Exhibit 2 also plots the spreads between the 3-month LIBOR and the overnight index swap rate (a proxy for the risk-free rate) and between the 3-month forward SOFR and the OIS. Despite questions about LIBOR’s reliability, the correlation between the LIBOR-OIS spread and the average bond spread was very high. In contrast, the SOFR-OIS spread was little changed throughout this period. The left panel of Exhibit 3 plots the correlation between the 3-month LIBOR-OIS spread and unsecured bond spreads. The panel on the right shows the correlation between the 3-month forward SOFR-OIS spread and the unsecured bond spreads. As seen in the left panel, the correlation between the two measures of bank funding costs is quite elevated at 83 percent. By contrast, the correlation between SOFR and bank funding costs is significantly negative.

Exhibit 3: Correlations with Bank Unsecured Bond Spreads

The divergence between the two series in Exhibit 3 highlights the value of having a lending benchmark that widens when credit concerns spike. Under the LIBOR benchmark, if a firm draws on its line of credit, the increase in lending rates also rises as the cost banks would face if they had to raise more liquidity from investors. By contrast, if SOFR became the lending benchmark, there would not be a similar increase in the lending rate during a period of stress, and banks would lose an effective hedge against the rise in funding costs.
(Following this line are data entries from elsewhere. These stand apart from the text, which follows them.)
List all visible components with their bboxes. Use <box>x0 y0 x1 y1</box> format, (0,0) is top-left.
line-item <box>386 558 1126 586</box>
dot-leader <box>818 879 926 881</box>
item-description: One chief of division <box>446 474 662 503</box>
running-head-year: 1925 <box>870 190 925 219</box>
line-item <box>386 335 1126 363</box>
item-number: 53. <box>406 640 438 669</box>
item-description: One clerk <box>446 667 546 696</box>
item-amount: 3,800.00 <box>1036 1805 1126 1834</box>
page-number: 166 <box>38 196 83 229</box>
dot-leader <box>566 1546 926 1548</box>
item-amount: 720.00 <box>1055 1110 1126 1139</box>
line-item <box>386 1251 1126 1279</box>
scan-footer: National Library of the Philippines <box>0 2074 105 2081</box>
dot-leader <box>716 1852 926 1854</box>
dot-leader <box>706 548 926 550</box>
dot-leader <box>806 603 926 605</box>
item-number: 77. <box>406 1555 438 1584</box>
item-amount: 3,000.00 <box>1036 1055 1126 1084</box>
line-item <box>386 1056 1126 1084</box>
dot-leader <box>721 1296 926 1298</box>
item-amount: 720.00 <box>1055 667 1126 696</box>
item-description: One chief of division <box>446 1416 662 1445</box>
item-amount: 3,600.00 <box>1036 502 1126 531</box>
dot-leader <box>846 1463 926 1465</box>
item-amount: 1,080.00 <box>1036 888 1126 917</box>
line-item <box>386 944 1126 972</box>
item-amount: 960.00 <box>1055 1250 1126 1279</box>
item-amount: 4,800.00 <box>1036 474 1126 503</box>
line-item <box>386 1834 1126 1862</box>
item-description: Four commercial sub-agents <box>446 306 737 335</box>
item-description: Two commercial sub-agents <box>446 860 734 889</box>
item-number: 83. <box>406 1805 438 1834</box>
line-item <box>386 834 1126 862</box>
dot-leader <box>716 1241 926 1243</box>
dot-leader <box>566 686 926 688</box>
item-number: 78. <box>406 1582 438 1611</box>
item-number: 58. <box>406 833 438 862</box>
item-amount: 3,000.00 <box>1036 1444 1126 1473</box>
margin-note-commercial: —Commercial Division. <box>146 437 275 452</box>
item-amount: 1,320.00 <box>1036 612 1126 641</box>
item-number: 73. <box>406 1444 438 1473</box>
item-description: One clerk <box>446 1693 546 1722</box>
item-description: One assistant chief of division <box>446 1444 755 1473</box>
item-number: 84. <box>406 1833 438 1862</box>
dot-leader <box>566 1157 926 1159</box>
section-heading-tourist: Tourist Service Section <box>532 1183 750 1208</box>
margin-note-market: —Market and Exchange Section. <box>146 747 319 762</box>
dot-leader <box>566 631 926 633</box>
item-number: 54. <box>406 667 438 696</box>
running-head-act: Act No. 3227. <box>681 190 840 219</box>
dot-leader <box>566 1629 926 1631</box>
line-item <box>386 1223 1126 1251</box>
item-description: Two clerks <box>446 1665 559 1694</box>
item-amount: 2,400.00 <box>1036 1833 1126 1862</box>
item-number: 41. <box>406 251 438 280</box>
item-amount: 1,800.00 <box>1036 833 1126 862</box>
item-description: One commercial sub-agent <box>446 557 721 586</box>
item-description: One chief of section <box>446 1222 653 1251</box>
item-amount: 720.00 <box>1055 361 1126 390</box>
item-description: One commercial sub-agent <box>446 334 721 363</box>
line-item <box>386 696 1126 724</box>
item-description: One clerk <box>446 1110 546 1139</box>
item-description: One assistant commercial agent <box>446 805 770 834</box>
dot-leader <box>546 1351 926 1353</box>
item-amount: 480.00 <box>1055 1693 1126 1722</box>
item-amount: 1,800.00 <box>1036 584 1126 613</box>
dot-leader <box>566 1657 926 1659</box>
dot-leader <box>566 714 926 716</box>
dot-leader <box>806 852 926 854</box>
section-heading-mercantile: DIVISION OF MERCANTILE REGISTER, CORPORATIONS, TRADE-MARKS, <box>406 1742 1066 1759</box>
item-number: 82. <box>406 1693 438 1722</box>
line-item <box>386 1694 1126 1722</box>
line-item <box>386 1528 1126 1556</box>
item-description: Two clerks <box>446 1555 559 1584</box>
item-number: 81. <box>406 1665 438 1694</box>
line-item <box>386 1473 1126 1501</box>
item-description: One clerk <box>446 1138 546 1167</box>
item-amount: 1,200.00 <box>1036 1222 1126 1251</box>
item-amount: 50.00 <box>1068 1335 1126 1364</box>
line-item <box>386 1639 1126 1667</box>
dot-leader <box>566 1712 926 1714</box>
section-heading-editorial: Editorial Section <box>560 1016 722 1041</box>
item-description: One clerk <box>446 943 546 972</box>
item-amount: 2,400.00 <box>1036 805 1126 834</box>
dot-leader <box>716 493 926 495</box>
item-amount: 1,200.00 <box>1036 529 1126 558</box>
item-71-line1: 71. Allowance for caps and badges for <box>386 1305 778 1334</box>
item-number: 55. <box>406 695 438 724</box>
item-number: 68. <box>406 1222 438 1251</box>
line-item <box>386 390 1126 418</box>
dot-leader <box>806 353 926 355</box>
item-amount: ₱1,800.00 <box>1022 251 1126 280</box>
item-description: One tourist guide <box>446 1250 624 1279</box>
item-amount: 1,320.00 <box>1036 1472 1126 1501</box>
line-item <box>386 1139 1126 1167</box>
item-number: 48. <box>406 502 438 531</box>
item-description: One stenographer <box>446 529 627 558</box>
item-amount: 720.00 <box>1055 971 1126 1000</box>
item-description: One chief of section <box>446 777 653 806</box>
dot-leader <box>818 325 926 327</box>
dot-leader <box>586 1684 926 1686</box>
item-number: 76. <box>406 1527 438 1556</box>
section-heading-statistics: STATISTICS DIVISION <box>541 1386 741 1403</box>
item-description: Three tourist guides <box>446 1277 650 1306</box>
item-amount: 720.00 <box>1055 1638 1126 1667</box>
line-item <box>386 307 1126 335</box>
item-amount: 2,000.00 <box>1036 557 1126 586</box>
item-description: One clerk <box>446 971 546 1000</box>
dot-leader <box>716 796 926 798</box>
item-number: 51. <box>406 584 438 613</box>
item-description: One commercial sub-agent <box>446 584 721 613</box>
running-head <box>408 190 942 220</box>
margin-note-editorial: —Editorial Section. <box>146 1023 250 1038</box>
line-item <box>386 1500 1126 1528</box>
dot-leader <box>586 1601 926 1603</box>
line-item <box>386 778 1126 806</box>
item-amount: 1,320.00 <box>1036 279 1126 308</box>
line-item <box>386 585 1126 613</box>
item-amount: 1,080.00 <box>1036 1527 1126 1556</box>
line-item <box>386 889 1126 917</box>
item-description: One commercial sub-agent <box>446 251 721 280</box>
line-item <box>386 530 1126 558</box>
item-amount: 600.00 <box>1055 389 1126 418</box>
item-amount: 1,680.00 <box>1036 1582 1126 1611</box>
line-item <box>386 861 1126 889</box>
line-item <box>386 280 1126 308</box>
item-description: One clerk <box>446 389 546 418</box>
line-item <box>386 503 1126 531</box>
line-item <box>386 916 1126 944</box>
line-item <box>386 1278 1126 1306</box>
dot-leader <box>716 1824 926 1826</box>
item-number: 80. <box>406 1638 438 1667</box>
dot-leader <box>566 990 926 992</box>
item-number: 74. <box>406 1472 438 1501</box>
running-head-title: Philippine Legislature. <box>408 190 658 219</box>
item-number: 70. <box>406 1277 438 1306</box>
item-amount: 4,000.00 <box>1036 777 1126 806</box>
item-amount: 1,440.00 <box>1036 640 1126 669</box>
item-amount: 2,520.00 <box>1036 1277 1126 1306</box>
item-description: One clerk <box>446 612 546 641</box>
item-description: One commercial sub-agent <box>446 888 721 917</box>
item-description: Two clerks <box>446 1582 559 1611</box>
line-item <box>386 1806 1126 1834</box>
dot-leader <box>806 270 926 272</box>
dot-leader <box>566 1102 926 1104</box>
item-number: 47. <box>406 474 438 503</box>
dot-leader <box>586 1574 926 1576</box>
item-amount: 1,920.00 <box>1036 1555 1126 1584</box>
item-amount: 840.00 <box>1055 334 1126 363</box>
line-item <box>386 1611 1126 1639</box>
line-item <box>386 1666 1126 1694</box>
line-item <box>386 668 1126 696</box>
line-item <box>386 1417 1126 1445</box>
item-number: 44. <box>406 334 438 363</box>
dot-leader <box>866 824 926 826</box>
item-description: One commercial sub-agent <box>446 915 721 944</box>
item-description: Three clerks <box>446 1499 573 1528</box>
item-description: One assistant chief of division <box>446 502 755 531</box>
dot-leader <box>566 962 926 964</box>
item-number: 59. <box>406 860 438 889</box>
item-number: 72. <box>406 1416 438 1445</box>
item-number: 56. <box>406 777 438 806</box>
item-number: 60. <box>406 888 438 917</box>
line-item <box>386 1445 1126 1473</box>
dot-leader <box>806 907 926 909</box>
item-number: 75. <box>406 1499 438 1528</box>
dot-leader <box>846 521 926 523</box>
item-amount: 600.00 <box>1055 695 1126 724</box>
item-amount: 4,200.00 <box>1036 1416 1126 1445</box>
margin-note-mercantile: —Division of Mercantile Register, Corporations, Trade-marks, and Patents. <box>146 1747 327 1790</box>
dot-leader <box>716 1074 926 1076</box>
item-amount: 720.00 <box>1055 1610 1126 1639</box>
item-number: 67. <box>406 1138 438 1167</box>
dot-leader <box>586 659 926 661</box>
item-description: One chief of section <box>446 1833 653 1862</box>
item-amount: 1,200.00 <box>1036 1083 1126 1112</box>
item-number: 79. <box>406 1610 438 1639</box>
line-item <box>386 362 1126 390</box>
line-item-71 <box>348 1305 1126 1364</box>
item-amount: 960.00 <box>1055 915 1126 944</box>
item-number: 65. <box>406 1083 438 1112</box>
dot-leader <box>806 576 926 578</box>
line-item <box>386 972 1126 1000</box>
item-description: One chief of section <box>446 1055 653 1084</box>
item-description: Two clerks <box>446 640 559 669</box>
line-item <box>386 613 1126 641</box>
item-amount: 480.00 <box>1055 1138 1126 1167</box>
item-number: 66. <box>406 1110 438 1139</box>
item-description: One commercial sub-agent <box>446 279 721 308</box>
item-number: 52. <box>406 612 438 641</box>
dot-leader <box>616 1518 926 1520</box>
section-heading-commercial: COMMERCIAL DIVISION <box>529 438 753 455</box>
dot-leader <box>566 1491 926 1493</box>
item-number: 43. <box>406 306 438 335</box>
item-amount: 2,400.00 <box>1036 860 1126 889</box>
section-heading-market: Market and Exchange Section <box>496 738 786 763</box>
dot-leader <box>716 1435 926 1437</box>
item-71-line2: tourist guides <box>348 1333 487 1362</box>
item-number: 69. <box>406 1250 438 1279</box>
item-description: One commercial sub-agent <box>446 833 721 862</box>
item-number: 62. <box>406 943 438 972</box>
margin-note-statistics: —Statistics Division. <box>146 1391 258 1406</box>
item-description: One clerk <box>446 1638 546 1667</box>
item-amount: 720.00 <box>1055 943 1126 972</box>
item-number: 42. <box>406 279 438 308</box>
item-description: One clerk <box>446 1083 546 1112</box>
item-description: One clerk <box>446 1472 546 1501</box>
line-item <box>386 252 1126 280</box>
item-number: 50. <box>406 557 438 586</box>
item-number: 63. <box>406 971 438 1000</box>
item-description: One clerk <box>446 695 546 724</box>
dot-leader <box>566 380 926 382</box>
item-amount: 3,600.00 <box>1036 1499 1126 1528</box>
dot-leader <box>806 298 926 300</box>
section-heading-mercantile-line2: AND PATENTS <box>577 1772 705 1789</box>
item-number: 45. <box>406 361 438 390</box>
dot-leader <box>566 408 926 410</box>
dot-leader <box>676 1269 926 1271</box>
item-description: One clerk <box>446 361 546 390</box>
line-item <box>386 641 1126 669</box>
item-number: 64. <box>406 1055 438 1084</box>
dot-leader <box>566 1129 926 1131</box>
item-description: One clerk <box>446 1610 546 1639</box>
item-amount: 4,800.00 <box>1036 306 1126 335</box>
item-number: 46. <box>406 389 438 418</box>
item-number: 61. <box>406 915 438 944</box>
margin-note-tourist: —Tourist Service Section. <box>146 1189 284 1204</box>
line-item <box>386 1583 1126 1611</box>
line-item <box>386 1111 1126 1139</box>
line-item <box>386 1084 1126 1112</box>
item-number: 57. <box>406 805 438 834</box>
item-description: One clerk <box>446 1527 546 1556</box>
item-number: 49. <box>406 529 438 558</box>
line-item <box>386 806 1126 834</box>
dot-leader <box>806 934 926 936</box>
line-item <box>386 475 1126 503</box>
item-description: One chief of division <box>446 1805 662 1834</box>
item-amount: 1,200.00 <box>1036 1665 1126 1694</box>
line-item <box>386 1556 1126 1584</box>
If SOFR becomes the lending benchmark rate, there are two possible outcomes. First, banks could replace the natural hedging from LIBOR with other alternative hedging strategies, but that would obviously increase the cost of lending since loan rates would have to incorporate the additional cost of providing such loans. Alternatively, banks would have to reduce the size of committed credit lines to minimize funding losses during times of stress. Moreover, the uncertainty regarding the spread between bond spreads and SOFR would also reduce credit availability during downturn conditions due to the mismatch between lending and borrowing costs of banks. Banks could also charge larger spreads for SOFR-priced loans than LIBOR-priced loans in view of the risk that their marginal cost of funds could significantly exceed SOFR under stress. If that is the case, throughout the cycle, borrowers will face higher interest costs with a SOFR benchmark.

Final Thoughts

LIBOR will cease to exist at the end of 2021. We have discussed how SOFR is a poor substitute for LIBOR as a lending benchmark rate. Because LIBOR is highly correlated with unsecured bond spreads, it works as an effective hedge against the rise in bank funding costs during stress periods. In contrast, we showed that SOFR was negatively correlated with an unsecured measure of bank funding costs during the pandemic. Had SOFR been the lending benchmark rate in March, it would have exacerbated mismatches between assets and liability yields during the COVID-19 crisis and could have led to a tightening of bank credit.

After LIBOR ceases to have support, it will be important to develop a credit-risk-sensitive benchmark that is transaction based. This will foster more stability to net interest income and bank capital during periods of economic stress. For this reason, the Federal Reserve Bank of New York has been holding workshops with banks and business borrowers to help facilitate the development of a robust credit-spread benchmark among the participating banks.


[1]Based on 31 banks that report FRY-15.

[2]The largest foreign banks operating in the U.S. are also subject to TLAC requirements, but they don’t issue debt directly in U.S. markets, only through their foreign parents.